What are the different traditions of the gift culture around the world? How can we bring the gift culture practically into our lives, communities, organizations? What do we need to unlearn for the gift culture to manifest? What miracles can happen when we approach the world from a spirit of deep gratitude, empathy and trust? How is gift culture an essential part of a larger vision of social change and a new story for the planet?
In 2008, Shikshantar: The Peoples’ Institute for Rethinking Education and Development (Udaipur, India) published “Reclaiming the Gift Culture” as a healthy antidote to the global push to commodify everything. The anthology features over 25 different authors.
In the spirit of intercultural dialogue, they offer stories, insights and conceptual frameworks around gift cultures from India, Mexico, Mali, Bolivia, Ukraine, Iran, Australia, the US, and more. From big picture entries on shifting from Homo Economicus to Homo Giftus and the diversity of Solidarity Economies, to practical manifestations for regenerating the commons such as the Bhoodan land-gift movement to Wikipedia to an organization based entirely on service and random acts of kindness, the book opens the door to exploring gift culture at many levels.
Rethinking our dependency on the money system and alternative currencies being only one of the levels of how to ‘Be the Gift’ we want to share in the world. Gift culture has powerful implications for how we see and experience education, food, waste, energy, conflict, love, and many other seemingly mundane aspects of life.
Satish Kumar puts it simply: “When we write a poem we make a gift. When we paint a picture or build a beautiful house we make a gift. When we grow flowers and cook food we make a gift. When all these activities are performed as sacred acts, they nourish society. When we are unselfconscious, unacquisitive, and act without desire for recognition or reward, when our work emerges from a pure heart like that of a child, our actions become a gift, dana…”
The book seeks to invite skeptics into an authentic dialogue. As Amy Mall, one of the contributors, writes, “One may ask, ‘Why should I engage in gift culture, if I can afford not to?’ My question is, ‘Can you really afford not to?’” By not engaging in the gift culture, and instead only depending on money, don’t we limit personal health, happiness and the joy of community life? Perhaps, we are desensitized to these losses and are willing to trade them in without much examination. This may be why our basic needs for healthy organic food, caring relationships and self-expression are viewed as ‘luxuries’.”
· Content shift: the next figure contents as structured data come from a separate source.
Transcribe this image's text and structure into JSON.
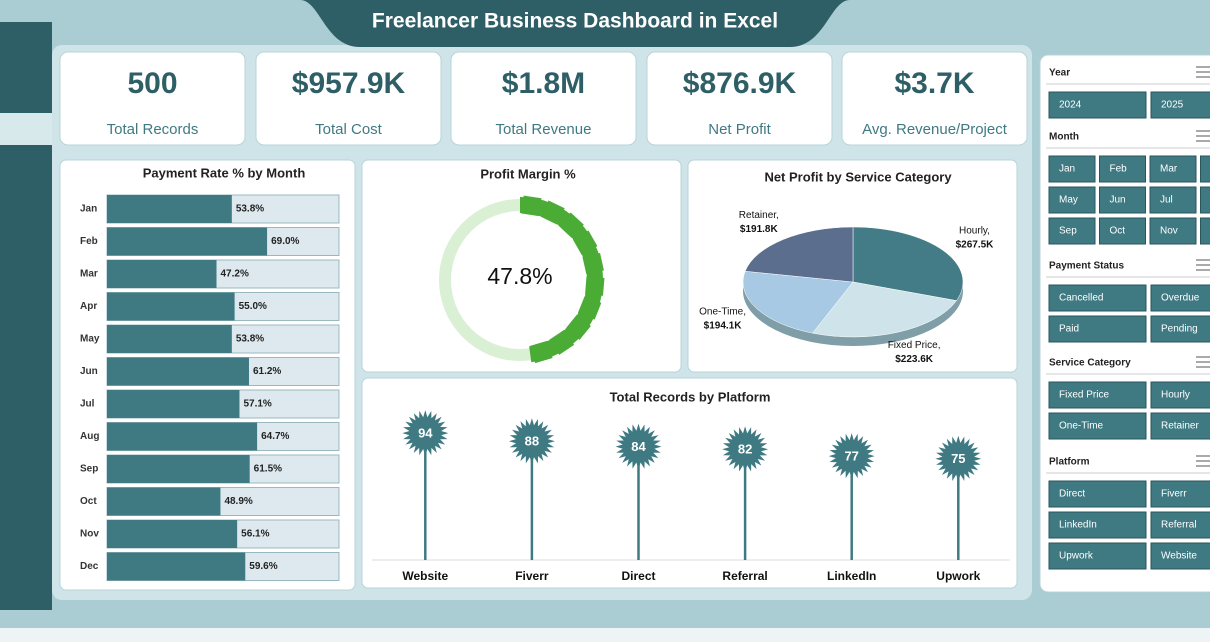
{
  "header": {
    "title": "Freelancer Business Dashboard in Excel"
  },
  "kpis": [
    {
      "value": "500",
      "label": "Total Records"
    },
    {
      "value": "$957.9K",
      "label": "Total Cost"
    },
    {
      "value": "$1.8M",
      "label": "Total Revenue"
    },
    {
      "value": "$876.9K",
      "label": "Net Profit"
    },
    {
      "value": "$3.7K",
      "label": "Avg. Revenue/Project"
    }
  ],
  "chart_data": [
    {
      "type": "bar",
      "orientation": "horizontal",
      "title": "Payment Rate % by Month",
      "categories": [
        "Jan",
        "Feb",
        "Mar",
        "Apr",
        "May",
        "Jun",
        "Jul",
        "Aug",
        "Sep",
        "Oct",
        "Nov",
        "Dec"
      ],
      "values": [
        53.8,
        69.0,
        47.2,
        55.0,
        53.8,
        61.2,
        57.1,
        64.7,
        61.5,
        48.9,
        56.1,
        59.6
      ],
      "value_labels": [
        "53.8%",
        "69.0%",
        "47.2%",
        "55.0%",
        "53.8%",
        "61.2%",
        "57.1%",
        "64.7%",
        "61.5%",
        "48.9%",
        "56.1%",
        "59.6%"
      ],
      "xlim": [
        0,
        100
      ],
      "color": "#3f7a83",
      "track_color": "#dde9ee"
    },
    {
      "type": "donut",
      "title": "Profit Margin %",
      "values": [
        47.8
      ],
      "value_labels": [
        "47.8%"
      ],
      "color": "#4aab35",
      "track_color": "#d9f0d4"
    },
    {
      "type": "pie",
      "title": "Net Profit by Service Category",
      "categories": [
        "Hourly,",
        "Fixed Price,",
        "One-Time,",
        "Retainer,"
      ],
      "values": [
        267.5,
        223.6,
        194.1,
        191.8
      ],
      "value_labels": [
        "$267.5K",
        "$223.6K",
        "$194.1K",
        "$191.8K"
      ],
      "colors": [
        "#437c86",
        "#cfe4ea",
        "#a8c9e3",
        "#5c6e8e"
      ]
    },
    {
      "type": "lollipop",
      "title": "Total Records by Platform",
      "categories": [
        "Website",
        "Fiverr",
        "Direct",
        "Referral",
        "LinkedIn",
        "Upwork"
      ],
      "values": [
        94,
        88,
        84,
        82,
        77,
        75
      ],
      "color": "#3f7a83"
    }
  ],
  "slicers": [
    {
      "title": "Year",
      "items": [
        "2024",
        "2025"
      ]
    },
    {
      "title": "Month",
      "items": [
        "Jan",
        "Feb",
        "Mar",
        null,
        "May",
        "Jun",
        "Jul",
        null,
        "Sep",
        "Oct",
        "Nov",
        null
      ]
    },
    {
      "title": "Payment Status",
      "items": [
        "Cancelled",
        "Overdue",
        "Paid",
        "Pending"
      ]
    },
    {
      "title": "Service Category",
      "items": [
        "Fixed Price",
        "Hourly",
        "One-Time",
        "Retainer"
      ]
    },
    {
      "title": "Platform",
      "items": [
        "Direct",
        "Fiverr",
        "LinkedIn",
        "Referral",
        "Upwork",
        "Website"
      ]
    }
  ]
}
“Reclaiming the Gift Culture” also invites a deeper look into the transformative power of the gift, as it touches both giver and receiver, as they dance together throughout a gift culture encounter. As Nitin Paranjape writes of his journey, “The question of why I feel awkward when receiving gifts might be related to the fact that I don’t like to be seen as vulnerable. Being at the receiving end of someone’s generosity is definitely one such moment! I think it’s time to change. Being vulnerable in front of others is an invitation to share a private moment. I realize the tremendous power of the gift culture. Creating a space of intimacy not only deepens our community bond, but also helps us to discover our inner worlds and to transform ourselves.”
Nearly six years since the book’s publishing, its expressions and stories still provide inspiration and guidance for building gift cultures more broadly and deeply in our world. The book recently helped give birth to Giftival – the Gift Culture Festival which was held in Turkey in 2013.